All in all, you get the drift. It’s not about these agents ordering and paying for our pizza, making calls, and so on. It’s not about vibecoded video games. Focus on the simple principle and recognise its power: you have an LLM, and this LLM has tools.[8] You can write specifications and the agent will execute them with however little or however much power you want to entrust it with (somewhat more on private projects or proofs of concept, for example). That’s it. The idea of agentic coding is here to stay.


Remember way back when we figured out how to put just the right words in the Google search field, such that what we were searching for would appear right on page 1? This is very similar to what I think is today’s imperative: learning to harness AI’s power and become skilled in using it.

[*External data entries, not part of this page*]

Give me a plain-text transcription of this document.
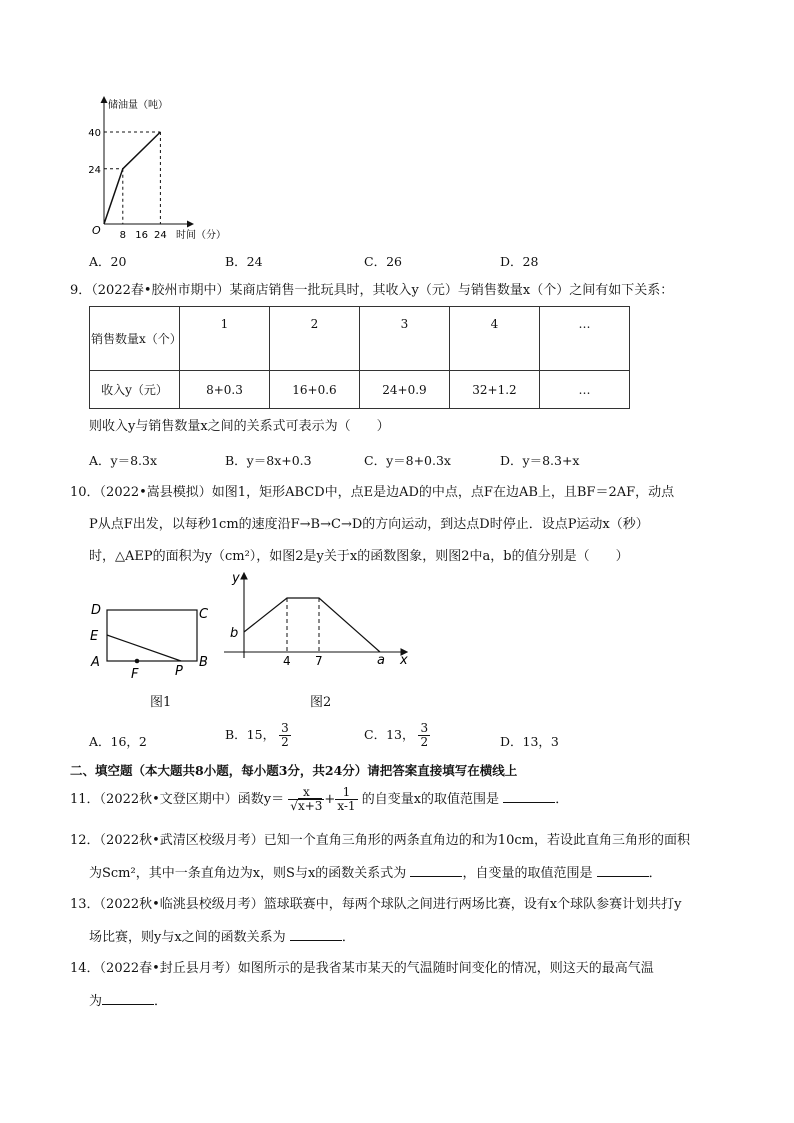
储油量（吨）
O 8 16 24
24
40
时间（分）
A．20	B．24	C．26	D．28
9．（2022春•胶州市期中）某商店销售一批玩具时，其收入y（元）与销售数量x（个）之间有如下关系：
销售数量x（个）	1	2	3	4	…
收入y（元）	8+0.3	16+0.6	24+0.9	32+1.2	…
则收入y与销售数量x之间的关系式可表示为（　　）
A．y＝8.3x	B．y＝8x+0.3	C．y＝8+0.3x	D．y＝8.3+x
10．（2022•嵩县模拟）如图1，矩形ABCD中，点E是边AD的中点，点F在边AB上，且BF＝2AF，动点
P从点F出发，以每秒1cm的速度沿F→B→C→D的方向运动，到达点D时停止．设点P运动x（秒）
时，△AEP的面积为y（cm²），如图2是y关于x的函数图象，则图2中a，b的值分别是（　　）
D	C
E
A
F	P
B
图1
y
b
4 7	a x
图2
A．16，2	B．15， $\frac{3}{2}$	C．13， $\frac{3}{2}$	D．13，3
二、填空题（本大题共8小题，每小题3分，共24分）请把答案直接填写在横线上
11．（2022秋•文登区期中）函数$y= \frac{x}{√x+3} + \frac{1}{x-1}$ 的自变量x的取值范围是	．
12．（2022秋•武清区校级月考）已知一个直角三角形的两条直角边的和为10cm，若设此直角三角形的面积
为Scm²，其中一条直角边为x，则S与x的函数关系式为	，自变量的取值范围是	．
13．（2022秋•临洮县校级月考）篮球联赛中，每两个球队之间进行两场比赛，设有x个球队参赛计划共打y
场比赛，则y与x之间的函数关系为	．
14．（2022春•封丘县月考）如图所示的是我省某市某天的气温随时间变化的情况，则这天的最高气温
为	．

Image source: commons.

Footnotes

  1. Joel Spolsky: The Law of Leaky Abstractions; joelonsoftware.com.

  2. Not saying this here is non slop-y, but, imagine some of those tricks getting deployed by someone with very good taste, where it’s not in your face but more Alien 1-like (very sparsely, leaving much to the imagination). Thanks to a friend for sending me this!

  3. “I tried vibe coding for 30 days. Here’s what I learnt…” YouTube; the link transports you straight to the “let go” phrase at the 10:03 minute mark.

  4. It never really took off, which one in hindsight can see why. The extra glue-step where the natural language statements (that were hoped to come directly from PMs, similarly to how we typically want to hand off html and css to designers or frontend specialists) needed to get mapped to underlying API calls etc. was just too cumbersome (pun intended, see Cucumber). Natural language processing was the missing technology here, really.

  5. A colleague brought kiro.dev to my attention. From a quick read, it seems that it aims to automate some good practises of cleanly structured planning phases, thereby distinguishing them from execution phases.

  6. Can be found here on his Substack.

  7. https://www.reddit.com/r/ClaudeCode/comments/1mlqs4n/its_a_you_problem_not_a_claude_code_problem/

  8. Just how big of a deal this really is, is pointed out in the video “10 Things GPT-5 Changes“ at the 2:37 minute mark (which this YouTube link brings you right to) with the discussion of a tweet and article of some Ben Hylak, who draws a comparison to human intelligence and how tightly it is linked to tool-use.